Computed tomography currently represents the best technique for exploring mediastinal lesions including cysts, it benefits from an excellent sensitivity and has the advantage over conventional diagnostic procedure, allowing the detection of small lesions, not visible on plain films, it allows a precise topographic diagnosis by showing the location of the lesion, its extension, its relationship with the surrounding organs; its density and determine its degree of vascularization. In turn, thoracic MRI allows a fine analysis of the cyst, the contents, and the environment near the cyst on T1 and T2 sequences with sagittal and coronal acquisitions [7,8]. Echo-endoscopy can also be used to study the relationship with the esophageal wall and guide an endoscopic procedure [9].

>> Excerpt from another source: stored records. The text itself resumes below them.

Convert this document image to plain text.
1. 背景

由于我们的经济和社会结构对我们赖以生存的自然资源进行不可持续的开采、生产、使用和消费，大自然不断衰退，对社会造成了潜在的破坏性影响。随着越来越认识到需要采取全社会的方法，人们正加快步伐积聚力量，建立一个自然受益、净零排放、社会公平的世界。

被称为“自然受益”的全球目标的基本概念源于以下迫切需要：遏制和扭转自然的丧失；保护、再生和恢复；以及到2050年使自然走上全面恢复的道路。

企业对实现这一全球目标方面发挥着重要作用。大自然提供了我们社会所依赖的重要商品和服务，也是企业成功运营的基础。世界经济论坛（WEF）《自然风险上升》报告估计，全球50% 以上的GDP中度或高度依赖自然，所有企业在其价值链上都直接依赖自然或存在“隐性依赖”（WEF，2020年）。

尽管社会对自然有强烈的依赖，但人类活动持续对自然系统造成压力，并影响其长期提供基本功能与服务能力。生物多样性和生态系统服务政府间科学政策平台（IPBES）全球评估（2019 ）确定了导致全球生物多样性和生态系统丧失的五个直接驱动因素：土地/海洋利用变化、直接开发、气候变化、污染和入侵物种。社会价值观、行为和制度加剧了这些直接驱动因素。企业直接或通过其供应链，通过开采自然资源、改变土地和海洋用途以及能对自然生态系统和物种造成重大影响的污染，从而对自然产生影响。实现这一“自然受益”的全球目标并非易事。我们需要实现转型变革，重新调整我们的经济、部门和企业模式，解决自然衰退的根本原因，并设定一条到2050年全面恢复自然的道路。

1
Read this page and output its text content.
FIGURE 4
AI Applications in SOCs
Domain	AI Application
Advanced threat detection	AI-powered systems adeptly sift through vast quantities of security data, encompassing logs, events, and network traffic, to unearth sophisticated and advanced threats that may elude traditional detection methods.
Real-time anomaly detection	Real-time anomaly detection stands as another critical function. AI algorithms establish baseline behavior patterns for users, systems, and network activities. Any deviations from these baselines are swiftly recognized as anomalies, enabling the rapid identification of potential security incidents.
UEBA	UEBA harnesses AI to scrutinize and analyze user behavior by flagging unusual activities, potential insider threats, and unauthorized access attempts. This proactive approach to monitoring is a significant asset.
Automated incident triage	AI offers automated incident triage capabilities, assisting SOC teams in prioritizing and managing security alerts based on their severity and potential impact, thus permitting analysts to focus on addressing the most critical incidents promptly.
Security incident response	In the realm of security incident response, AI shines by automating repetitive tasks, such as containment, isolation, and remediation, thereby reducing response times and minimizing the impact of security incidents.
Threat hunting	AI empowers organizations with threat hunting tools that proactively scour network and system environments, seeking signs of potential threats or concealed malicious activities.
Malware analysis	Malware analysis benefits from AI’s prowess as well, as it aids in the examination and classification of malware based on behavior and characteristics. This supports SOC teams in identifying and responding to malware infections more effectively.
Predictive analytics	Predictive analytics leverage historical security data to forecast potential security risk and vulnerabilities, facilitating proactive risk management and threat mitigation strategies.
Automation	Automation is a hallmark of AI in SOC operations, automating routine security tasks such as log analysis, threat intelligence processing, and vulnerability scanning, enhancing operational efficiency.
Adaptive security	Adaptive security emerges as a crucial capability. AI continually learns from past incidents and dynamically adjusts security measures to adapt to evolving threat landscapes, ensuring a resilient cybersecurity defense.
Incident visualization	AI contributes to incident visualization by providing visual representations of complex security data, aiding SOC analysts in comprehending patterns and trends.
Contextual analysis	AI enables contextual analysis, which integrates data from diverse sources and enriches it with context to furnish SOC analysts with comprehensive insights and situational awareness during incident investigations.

Most paraesophageal cysts appear as a well-defined thick-walled structure with internal fluid density noted along the esophagus, the differential diagnosis is made with hydatid cyst, paraoesophageal bronchogenic cyst, posterior mediastinal enteric cyst, neurogenic tumors, and esophageal leiomyoma for intramural forms.
Surgical treatment is necessary to prevent the risk of eventual complications such as perforation, ulceration, suppuration or hemorrhage [10], the long-term prognosis of these cysts is optimal since no malignant degeneration has ever been documented.
This clinical case clearly illustrates the diagnostic challenges of a cystic mass of the posterior mediastinum including paraesophageal cysts, especially in asymptomatic patients, imaging has a major contribution in establishing the diagnosis, eliminating differential diagnoses and guiding the surgical treatment.
The authors declare that they have n conflicts of interest concerning this article.